Buscó en su interior, pero no encontró la fuerza necesaria para reventarle la taza en la cabeza allí mismo. Además, era muy probable que la despidieran y que viniera alguien a reemplazarla, como bien había dicho Ted, y eso era un lujo que no podía permitirse. Se contentó con imaginarse que lo hacía mientras estaba en uno de sus supuestos directos. Una taza de loza llena de una relajante tila hirviendo estrellándose contra su cabeza en horario de máxima audiencia. El miembro de más en la familia, abrasándose en directo y sangrando por una brecha en la cabeza, delante de la anciana que lo confundía con su nieto.

Un súbito cambio en el ruido de las conversaciones del museo hizo que Maya se girara. Ted Kerry ni siquiera se había dado cuenta por lo atareado que estaba lamiéndose las heridas.

—¿Qué pasa ahora? —dijo Maya.

Las animadas charlas se habían transformado en un creciente murmullo de preocupación. El político que había estado vendiendo las bondades del museo pedía calma con las manos. Una joven asesora a su lado, que acababa de decirle algo al oído, trataba de ocultar sin demasiado éxito su cara de preocupación.

Maya se levantó como activada por un resorte. Sin esperar a Ted, que tardó todavía unos segundos en reaccionar, encendió instintivamente la Betacam y se ubicó en el lugar ideal para encerrar al hombre en un plano medio. En su cabeza empezó a sonar el himno que precedía al discurso.

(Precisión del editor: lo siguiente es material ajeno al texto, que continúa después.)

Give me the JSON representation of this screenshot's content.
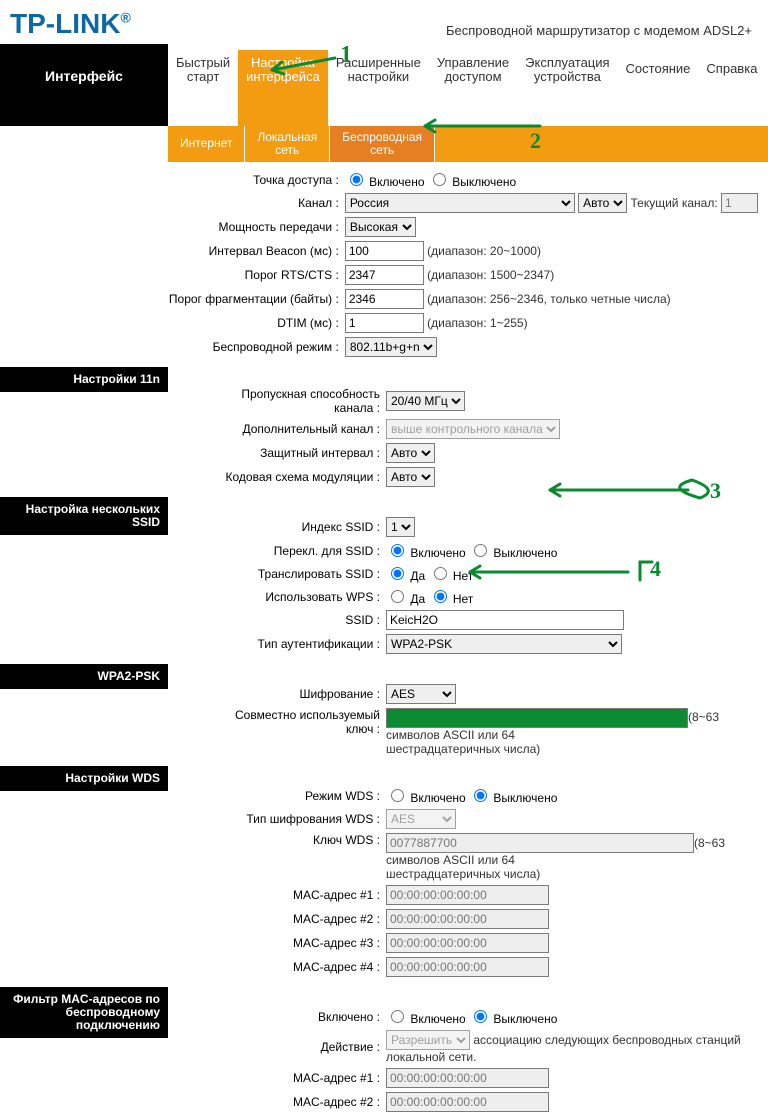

—Perdón, permítanme unos segundos —dijo mientras los murmullos se iban apagando progresivamente—. Siento comunicarles que vamos a tener que posponer la inauguración de este gran museo. Ha ocurrido un imprevisto que requiere de mi atención. Por favor, diviértanse. Tómense una copa por mí. Ojalá pudiera acompañarlos, pero es totalmente imposible. Buenas noches y gracias por asistir.

Maya, que había grabado las declaraciones, ya estaba en la puerta del museo con las llaves de la furgoneta en la mano cuando el alcalde todavía no había acabado de despedirse.